Home
Magazine On-line [spring 2010]
Email this link to a friend

Alumni profiles

Kelly Johnson

Kelly Johnson ’94 / Disney magic comes true for engineer

Many children dream of working at an amusement park when they grow up. Kelly Johnson ’94 actually does it. And though it may sound exciting, riding roller coasters isn’t part of the job description.

“Working at Disneyland doesn’t mean I get to go out and ride the rides every day,” he said. A lifelong lover of coasters, however, he still does enjoy the thrill when he can find time for it.

Once a boy who loved rides, he’s now busy creating them for the enjoyment of others. Johnson is a senior engineer in the Ride and Show Sustaining Engineering Group at Disneyland Resort in Anaheim and assigned to work with Walt Disney Imagineering on an expansion at Disney’s California Adventure Park.

It’s a career that fulfills his childhood dream. As early as middle school, Johnson had the goal of working in a theme park. He and his family visited King’s Island outside Cincinnati every year when he was growing up, and he was fascinated with the rides even before he was big enough to ride them.

“I rode the kiddie rides over and over,” he said, “and then moved on to the roller coasters. When I was in high school and college, my plan for summer vacation would be to ride as many roller coasters as I could.”

With the intention of one day working in the theme park industry, Johnson entered the 3:2 engineering program at Transylvania, which allows students to earn a B.A. in physics or liberal studies from Transy in three years and a B.S. in engineering from the University of Kentucky or Vanderbilt University in two.

It was a background that prepared him for what he’s doing now. “When I was at Transy, I talked to my professors about theme parks and how physics applies to that industry,” he said. “I don’t do calculus and differential equations on a daily basis, but the point is that you get the tools and the fundamentals at the undergraduate level.”

Johnson completed his engineering degree at UK and earned a master’s degree at the Georgia Institute of Technology. Unable to find the theme park job he wanted after graduation, he took a position in Atlanta as a product engineer for Lucent Technologies, a telecommunications fiber optic cable manufacturer.

“I was with Lucent for five-and-a-half years, and worked with good people,” he said, “but it just wasn’t the industry I was interested in.” He continued to pursue opportunities at theme parks like Universal Studios, Six Flags, and Cedar Point.
“I interviewed with Universal and Six Flags around the same time,” he said, “and they both came back to me and said, ‘You finished second,’ so I asked, ‘What is the difference between me and the person you hired?’”

The answer was theme park experience.

Johnson realized the path he was on wasn’t going to lead him to the destination he desired, so he changed directions and took a position as a ride mechanic at Six Flags New Orleans.
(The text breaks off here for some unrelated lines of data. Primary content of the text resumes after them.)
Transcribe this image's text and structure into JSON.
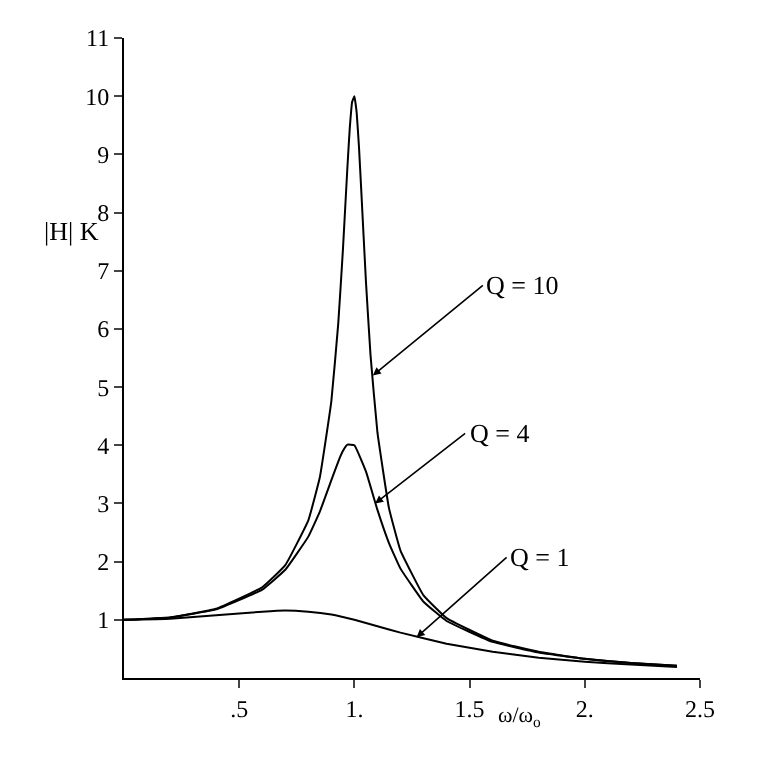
{
  "chart_data": {
    "type": "line",
    "xlabel": "ω/ω$_{o}$",
    "ylabel": "|H| K",
    "series": [
      {
        "color": "#000000",
        "x": [
          0,
          0.2,
          0.4,
          0.6,
          0.7,
          0.8,
          0.85,
          0.9,
          0.93,
          0.95,
          0.97,
          0.98,
          0.99,
          1.0,
          1.01,
          1.02,
          1.03,
          1.05,
          1.07,
          1.1,
          1.15,
          1.2,
          1.3,
          1.4,
          1.6,
          1.8,
          2.0,
          2.2,
          2.4
        ],
        "values": [
          1.0,
          1.04,
          1.19,
          1.56,
          1.94,
          2.71,
          3.45,
          4.76,
          6.1,
          7.35,
          8.8,
          9.46,
          9.9,
          10.0,
          9.71,
          9.12,
          8.36,
          6.82,
          5.55,
          4.22,
          2.92,
          2.19,
          1.42,
          1.03,
          0.64,
          0.45,
          0.33,
          0.26,
          0.21
        ]
      },
      {
        "color": "#000000",
        "x": [
          0,
          0.2,
          0.4,
          0.6,
          0.7,
          0.8,
          0.85,
          0.9,
          0.93,
          0.95,
          0.97,
          1.0,
          1.05,
          1.1,
          1.15,
          1.2,
          1.3,
          1.4,
          1.6,
          1.8,
          2.0,
          2.2,
          2.4
        ],
        "values": [
          1.0,
          1.04,
          1.18,
          1.52,
          1.86,
          2.43,
          2.86,
          3.4,
          3.72,
          3.9,
          4.01,
          4.0,
          3.55,
          2.89,
          2.32,
          1.88,
          1.31,
          0.98,
          0.62,
          0.44,
          0.33,
          0.26,
          0.21
        ]
      },
      {
        "color": "#000000",
        "x": [
          0,
          0.2,
          0.4,
          0.6,
          0.7,
          0.8,
          0.9,
          1.0,
          1.1,
          1.2,
          1.4,
          1.6,
          1.8,
          2.0,
          2.2,
          2.4
        ],
        "values": [
          1.0,
          1.02,
          1.08,
          1.14,
          1.16,
          1.14,
          1.09,
          1.0,
          0.89,
          0.78,
          0.59,
          0.45,
          0.35,
          0.28,
          0.23,
          0.19
        ]
      }
    ],
    "annotations": [
      {
        "text": "Q = 10",
        "x": 1.08,
        "y": 5.2
      },
      {
        "text": "Q = 4",
        "x": 1.09,
        "y": 3.0
      },
      {
        "text": "Q = 1",
        "x": 1.27,
        "y": 0.7
      }
    ],
    "xlim": [
      0,
      2.5
    ],
    "ylim": [
      0,
      11
    ],
    "xticks": [
      {
        "value": 0.5,
        "label": ".5"
      },
      {
        "value": 1,
        "label": "1."
      },
      1.5,
      {
        "value": 2,
        "label": "2."
      },
      2.5
    ],
    "yticks": [
      1,
      2,
      3,
      4,
      5,
      6,
      7,
      8,
      9,
      10,
      11
    ],
    "marker": "none",
    "line_style": "solid"
  }
}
There, he worked for a year-and-a-half, gaining first-hand experience with the rides, learning how the equipment works, and how the mechanics and electricians work with it.

“I had a master’s in engineering and all these certifications and five-plus years as an engineer,” he said, “and I was out there turning wrenches and pulling bearings. I was in the field, clearly overqualified for what I was doing, but it was a very good learning experience.”

That experience paid off when a position became available at Disneyland, and Johnson landed the job. He moved to Anaheim in 2004 for a role in sustaining engineering for California Adventure, one of Disney’s two parks in California, the other being the original Disneyland. In that position, Johnson supported the existing rides and attractions from a technical side.

“It was trouble shooting, upgrading equipment, making the rides safer and more reliable,” he said, “as well as working with vendors.”

When the Disney Company announced an expansion about a year-and-a-half ago, Johnson transferred to his current position. The expansion is expected to take four years to complete and will be open to the public in 2012.

Johnson’s free time is limited, as he got married last summer and recently returned to school to pursue his MBA at the University of California Irvine. He expects to graduate in June and believes the degree is good preparation for where he sees his career going next.

“I want to move into a project engineering or management role,” he said, “not immediately, but sometime in the next few years. I look at putting the engineering and the MBA together as a good mix of technical and management training.”

It’s a decision that Johnson sees as an extension of his earlier education. At Transylvania, he took full advantage of the liberal arts model and completed a minor in music.

“I was very involved in the band program at Transy,” Johnson said. “I went the technical route, but because I started out with a liberal arts background, I’m well-rounded and diverse in my training. I see getting my MBA as an expansion of the liberal arts grounding that I had.”